National League of Cities v. Usery, 426 U.S. 833; 96 S. Ct. 2465; 49 L. Ed. 2d 245 (1976)

National League of Cities v. Usery, 426 U.S. 833; 96 S. Ct. 2465; 49 L. Ed. 2d 245 (1976)

Facts—The Fair Labor Standards Act was amended in 1974 to extend its minimum wage and maximum hour provisions to most state and local employees. Cities and states brought suit against the secretary of labor for declaratory and injunctive relief, but were turned down by a three-judge U.S. District Court, partly on the basis that the Supreme Court had approved such federal regulations in Maryland v. Wirtz, 392 U.S. 183 (1968).

Question—Does the application of federal minimum wage and maximum hour provisions of the Fair Labor Standards Act to the state and local governments violate their rights under the Tenth Amendment to make key decisions affecting their citizens?

Decision—Yes.

ReasonsJ. Rehnquist (5–4).

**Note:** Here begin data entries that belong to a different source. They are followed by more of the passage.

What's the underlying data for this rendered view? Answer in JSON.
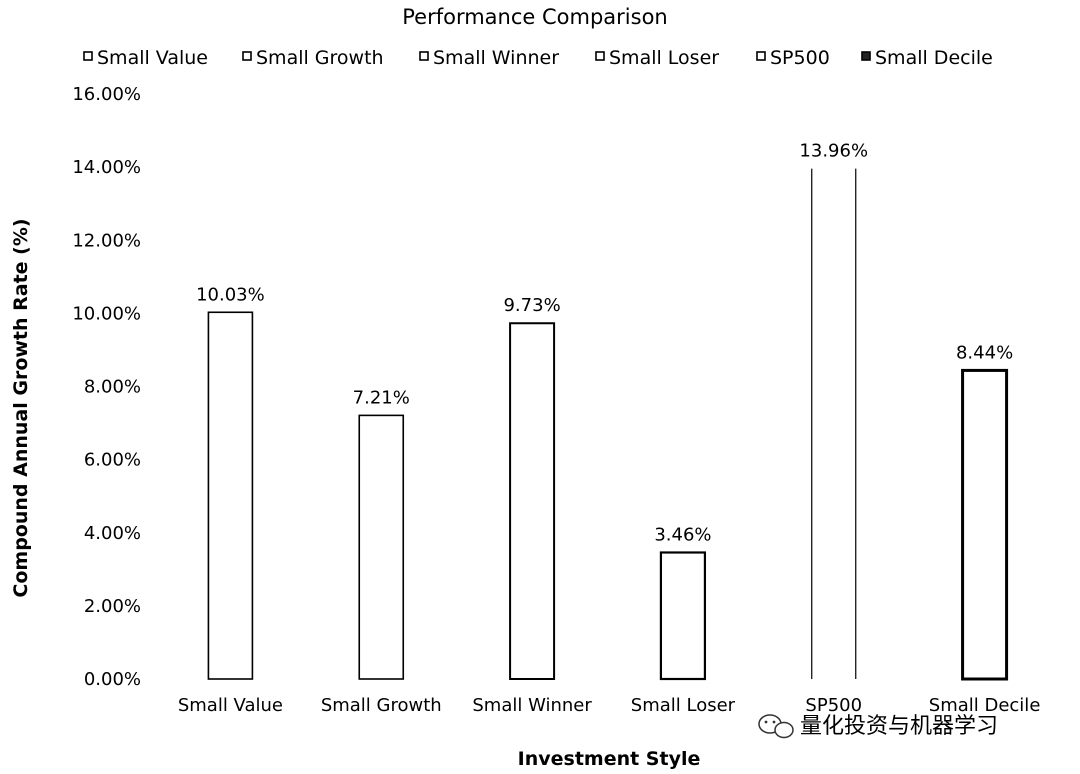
{
  "chart_data": {
    "type": "bar",
    "title": "Performance Comparison",
    "xlabel": "Investment Style",
    "ylabel": "Compound Annual Growth Rate (%)",
    "categories": [
      "Small Value",
      "Small Growth",
      "Small Winner",
      "Small Loser",
      "SP500",
      "Small Decile"
    ],
    "values": [
      10.03,
      7.21,
      9.73,
      3.46,
      13.96,
      8.44
    ],
    "data_labels": [
      "10.03%",
      "7.21%",
      "9.73%",
      "3.46%",
      "13.96%",
      "8.44%"
    ],
    "legend": [
      "Small Value",
      "Small Growth",
      "Small Winner",
      "Small Loser",
      "SP500",
      "Small Decile"
    ],
    "legend_position": "top",
    "ylim": [
      0,
      16
    ],
    "yticks": [
      "0.00%",
      "2.00%",
      "4.00%",
      "6.00%",
      "8.00%",
      "10.00%",
      "12.00%",
      "14.00%",
      "16.00%"
    ],
    "grid": false
  },
  "watermark": {
    "text": "量化投资与机器学习",
    "icon": "wechat-icon"
  }
}
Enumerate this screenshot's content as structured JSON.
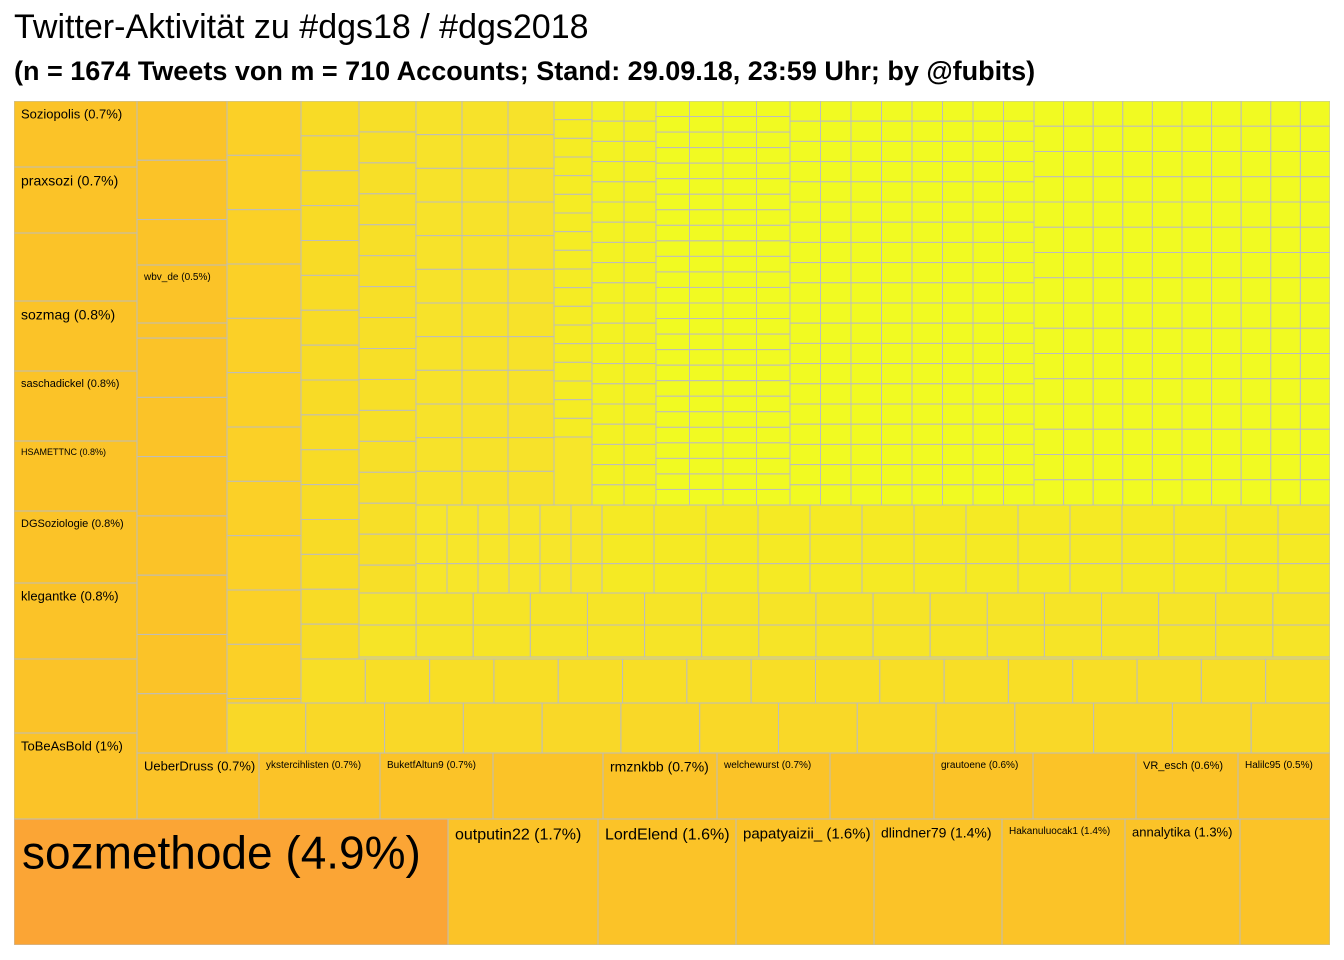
{
  "chart_data": {
    "type": "treemap",
    "title": "Twitter-Aktivität zu #dgs18 / #dgs2018",
    "subtitle": "(n = 1674 Tweets von m = 710 Accounts; Stand: 29.09.18, 23:59 Uhr; by @fubits)",
    "colors": {
      "high": "#fba535",
      "mid": "#fbc328",
      "low": "#f7e62a",
      "lowest": "#f1fa22",
      "border": "#bdbdbd"
    },
    "labeled_items": [
      {
        "label": "sozmethode (4.9%)",
        "share": 4.9
      },
      {
        "label": "outputin22 (1.7%)",
        "share": 1.7
      },
      {
        "label": "LordElend (1.6%)",
        "share": 1.6
      },
      {
        "label": "papatyaizii_ (1.6%)",
        "share": 1.6
      },
      {
        "label": "dlindner79 (1.4%)",
        "share": 1.4
      },
      {
        "label": "Hakanuluocak1 (1.4%)",
        "share": 1.4
      },
      {
        "label": "annalytika (1.3%)",
        "share": 1.3
      },
      {
        "label": "ToBeAsBold (1%)",
        "share": 1.0
      },
      {
        "label": "klegantke (0.8%)",
        "share": 0.8
      },
      {
        "label": "DGSoziologie (0.8%)",
        "share": 0.8
      },
      {
        "label": "HSAMETTNC (0.8%)",
        "share": 0.8
      },
      {
        "label": "saschadickel (0.8%)",
        "share": 0.8
      },
      {
        "label": "sozmag (0.8%)",
        "share": 0.8
      },
      {
        "label": "praxsozi (0.7%)",
        "share": 0.7
      },
      {
        "label": "Soziopolis (0.7%)",
        "share": 0.7
      },
      {
        "label": "UeberDruss (0.7%)",
        "share": 0.7
      },
      {
        "label": "ykstercihlisten (0.7%)",
        "share": 0.7
      },
      {
        "label": "BuketfAltun9 (0.7%)",
        "share": 0.7
      },
      {
        "label": "rmznkbb (0.7%)",
        "share": 0.7
      },
      {
        "label": "welchewurst (0.7%)",
        "share": 0.7
      },
      {
        "label": "grautoene (0.6%)",
        "share": 0.6
      },
      {
        "label": "VR_esch (0.6%)",
        "share": 0.6
      },
      {
        "label": "Halilc95 (0.5%)",
        "share": 0.5
      },
      {
        "label": "wbv_de (0.5%)",
        "share": 0.5
      }
    ]
  }
}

The time has come to limit Maryland v. Wirtz. Although the commerce clause gives plenary authority to Congress, this authority is limited by specific constitutional restraints. The states have a vital role to play in the federal system, and the Tenth Amendment indicates that states should accordingly be treated differently than mere private citizens. Citing Coyle v. Smith, 221 U.S. 559 (1911), Rehnquist argued that: “We have repeatedly recognized that there are attributes of sovereignty attaching to every state government which may not be impaired by Congress, not because Congress may lack an affirmative grant of legislative authority to reach the matter, but because the Constitution prohibits it from exercising the authority in that manner.” Federal wage and hour provisions can result not only in significant financial costs to the states but can also substantially interfere with the manner in which states choose to do their business. They will “significantly alter or displace the States’ abilities to structure employer-employee relationships in such areas as fire prevention, police protection, sanitation, public health, and parks and recreation,” all functions traditionally exercised by the states: “insofar as the challenged amendments operate to directly displace the States’ freedom to structure integral operations in areas of traditional governmental functions, they are not within the authority granted Congress.”

J. Blackmun’s concurring opinion, interpreted the decision not as a flat prohibition on federal regulations affecting states but as the exercise of “a balancing approach.” J. Brennan, joined by J. White and J. Marshall, dissented. The dissenters viewed the Court’s decision as a “patent usurpation of the role reserved for the political process.” They further said that the majority’s reliance on the Tenth Amendment “must astound scholars of the Constitution” and remind them of the days that the Court used this and other constitutional provisions to invalidate federal programs. States are protected in the federal system through their representation within Congress. Moreover, they received lots of grants that more than compensate them for the costs of adhering to federal regulations. In his dissent, J. Stevens indicated that he thought that it was unwise for the federal government to act in the manner in which it did but not unconstitutional for it to do so.

Note—The Supreme Court overturned this decision in Garcia v. San Antonio Metropolitan Transit Authority (1985), deciding that it could not adequately distinguish the exercise of traditional from nontraditional state functions.